Abstract

An exploration of the links between organizational and green innovation has been the subject of an impressive quantity of literature during recent years. In this study, the ability of firms to refine their organizational practices in accordance with external developments has been considered, particularly in the context of the introduction of updated environmental regulations and advanced technologies, with the aim of surviving and competing globally. In this study, it was postulated that organizational innovation was one of the main drivers of green innovation at the level of the firm. Hence, the intention here was to study whether green innovation was affected when businesses adapted their environmental strategies in alignment with organizational structures. Moreover, the paper aimed to explore whether there was any major disproportion in green innovation between firms in dirty and in clean sectors.

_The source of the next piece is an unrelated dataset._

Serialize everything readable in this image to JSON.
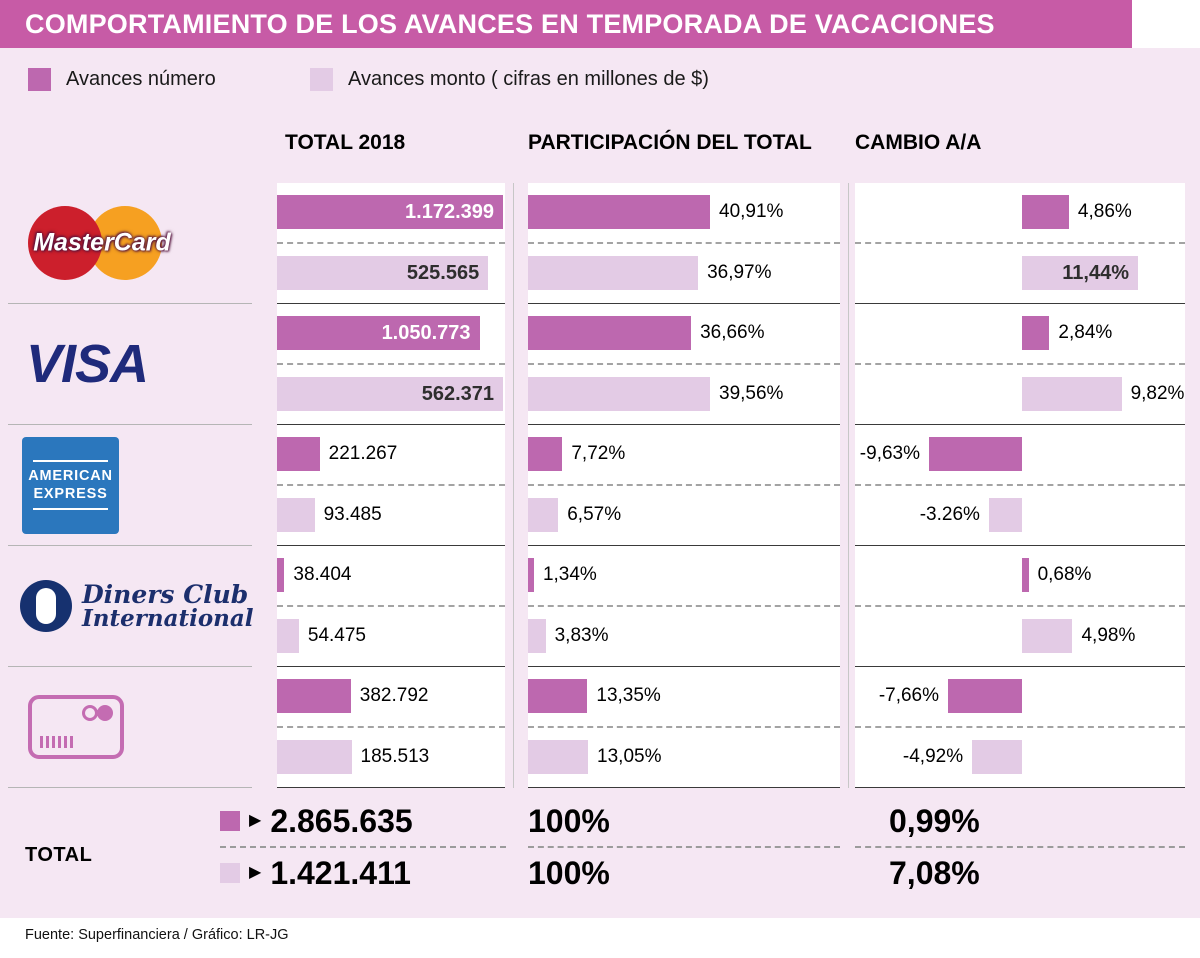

To address these main points, a two-step regression using the generalized method of moments (GMM) was run on data relating to organizational innovation factors and green innovation constructs at the level of the firm, this information being drawn from the Technological Innovation Panel (PITEC) database. These panel data, based on the Community Innovation Surveys (CIS) framework, were used to detect innovations in Spanish firms by investigating long-term relationships between variables to control for nonobservable heterogeneity. The principal findings confirm that the organizational innovation variables studied did promote green innovation and that the dirty sector firms were more likely to undertake green innovations than those in the cleaner sectors.